Cell-density-dependent regulation of MAML1 and MAML2 and the involvement of miR-30c in the regulation of MAML1. (A) MAML1 and YAP colocalize in the nucleus or cytoplasm of HEK293 cells in a cell-density-dependent manner. HD, high cell density; LD, low cell density. (Scale bars, 10 μm.) (B) Quantification of MAML1 and YAP cellular localization shown in A. (C) Protein levels of MAML1/2 are reduced in HEK293 cells grown in high density. (D) qPCR assay showed that mRNA levels of MAML1, but not MAML2, were decreased in HEK293A cells grown in high density. (E) The level of miR-30c is increased in cells grown at high density. miR-15a and miR-29b were used for positive controls. (F, Upper) Ectopic expression of miR-30c mimics reduced MAML1 protein levels. (F, Lower) ImageJ was used to calculate the relative level of MAML1. (G) Ectopic expression of miR-30c mimics in HEK293 cells reduced YAP-mediated reporter activity. (H, Upper) Ectopic expression of an inhibitor of miR-30c in HEK293 cells increased MAML1 protein levels. (H, Lower) The relative level of MAML1 was analyzed by ImageJ. (I, Upper) Ectopic expression of miR-30c inhibitor in HEK293 cells increased YAP-mediated reporter activity. (I, Lower) Western blotting shows an equal amount of YAP expression. (J, Upper) Ectopic expression of a miR-30c inhibitor in HEK293 cells increased MAML1 protein level grown in high cell density. (J, Lower) The relative level of MAML1 was analyzed by ImageJ. (K) Ectopic expression of an miR-30c inhibitor in HEK293 cells increased the MAML1 level as well as nuclear localization of YAP and TAZ. The statistical analyses represents the average values from a representative experiment performed in triplicate.

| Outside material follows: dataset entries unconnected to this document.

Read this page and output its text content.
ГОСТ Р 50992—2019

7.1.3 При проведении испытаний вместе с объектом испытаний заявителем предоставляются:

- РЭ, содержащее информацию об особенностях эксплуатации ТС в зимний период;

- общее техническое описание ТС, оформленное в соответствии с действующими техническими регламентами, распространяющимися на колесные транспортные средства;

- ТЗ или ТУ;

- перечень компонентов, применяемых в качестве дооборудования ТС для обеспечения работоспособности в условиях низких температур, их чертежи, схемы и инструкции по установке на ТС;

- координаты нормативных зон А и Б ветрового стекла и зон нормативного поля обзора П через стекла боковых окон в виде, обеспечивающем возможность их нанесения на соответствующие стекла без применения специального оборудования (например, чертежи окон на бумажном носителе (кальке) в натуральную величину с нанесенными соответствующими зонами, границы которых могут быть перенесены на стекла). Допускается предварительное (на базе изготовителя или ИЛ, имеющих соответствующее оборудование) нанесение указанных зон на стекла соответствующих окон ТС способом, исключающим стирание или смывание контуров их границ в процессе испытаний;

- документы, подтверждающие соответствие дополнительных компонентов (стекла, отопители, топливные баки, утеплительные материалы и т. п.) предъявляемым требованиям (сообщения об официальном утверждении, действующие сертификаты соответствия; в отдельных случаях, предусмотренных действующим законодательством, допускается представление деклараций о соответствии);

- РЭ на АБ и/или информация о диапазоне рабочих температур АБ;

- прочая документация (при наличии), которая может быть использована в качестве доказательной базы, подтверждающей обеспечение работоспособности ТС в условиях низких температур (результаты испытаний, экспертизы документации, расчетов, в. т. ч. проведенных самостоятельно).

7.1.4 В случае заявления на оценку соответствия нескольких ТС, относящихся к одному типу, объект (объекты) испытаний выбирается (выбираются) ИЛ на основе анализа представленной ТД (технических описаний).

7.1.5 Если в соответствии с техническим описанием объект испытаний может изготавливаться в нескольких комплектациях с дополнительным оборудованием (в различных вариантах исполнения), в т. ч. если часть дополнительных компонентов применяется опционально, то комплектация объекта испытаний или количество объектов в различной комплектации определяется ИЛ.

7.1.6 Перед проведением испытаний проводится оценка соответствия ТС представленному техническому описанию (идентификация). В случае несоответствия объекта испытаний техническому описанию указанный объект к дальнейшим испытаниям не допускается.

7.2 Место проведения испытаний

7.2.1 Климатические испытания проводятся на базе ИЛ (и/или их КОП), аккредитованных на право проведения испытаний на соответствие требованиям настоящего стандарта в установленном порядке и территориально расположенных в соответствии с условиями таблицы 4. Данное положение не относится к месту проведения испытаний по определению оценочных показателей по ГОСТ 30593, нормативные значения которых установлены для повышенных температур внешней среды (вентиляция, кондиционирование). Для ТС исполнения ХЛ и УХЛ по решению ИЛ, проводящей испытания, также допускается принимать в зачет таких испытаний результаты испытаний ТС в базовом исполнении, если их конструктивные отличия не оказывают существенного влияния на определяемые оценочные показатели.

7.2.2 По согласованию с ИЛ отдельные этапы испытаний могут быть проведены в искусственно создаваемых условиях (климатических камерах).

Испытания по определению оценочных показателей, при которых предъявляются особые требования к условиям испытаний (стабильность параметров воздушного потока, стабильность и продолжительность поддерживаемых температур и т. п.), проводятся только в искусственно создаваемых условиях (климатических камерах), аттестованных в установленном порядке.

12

Error bars represent SDs of triplicate assays. *P < 0.05; **P < 0.01. Student’s t test was used for statistical analysis.

Fig. 6.

MAML1/2 display oncogenic activities, and MAML2 protein levels are strongly correlated with the expression of YAP/TAZ target genes in lung cancer patients. (A) MAML1 enhances colony-forming activity of YAP. (B) Migration and invasion ability of HCT116 cells were enhanced upon cotransfection with MAML1 and YAP. (Magnification, x200.) (C and D) Knockdown of MAML1/2 in HCT116 cells shows reduced tumor growth in xenograft experiments. (Scale bar, 1,000 μm [C].) (E and F) MAML1/2-depleted cell-driven tumors exhibit significantly reduced YAP/TAZ levels when compared to control cell driven tumors. (Scale bars, 100 μm.) (F) Graph shows percentage of positive MAML1, MAML2, and YAP/TAZ-stained cells in control and MAML1/2-depleted cell-driven tumors displayed in E. (G and H) The tissue microarray analysis of lung cancer patients showed a positive correlation between MAML2 and YAP protein levels. (G) Histochemical analysis was performed with antibodies indicated on the left. G, Insets show magnification of the small rectangular region. (Scale bars, 20 μm.) (H) Graphs showing correlations between the levels of MAML2 and YAP (raw data were presented in SI Appendix, Fig. S6 F and G). Neg., negative; pos., positive. (I) The mRNA expression datasets of lung squamous carcinoma patients from the TCGA database show a positive correlation between MAML2 and YAP target genes. The correlation coefficient (r) was calculated by Pearman’s linear correlation. Two-tailed P value was used for analyzing statistical significance. (J) Kaplan–Meier plot shows that high expression of MAML2 is associated with poor prognosis of lung cancer patients. Lower 33rd percentile (n = 161) and upper 24th percentile (n = 117) were analyzed. **P < 0.01.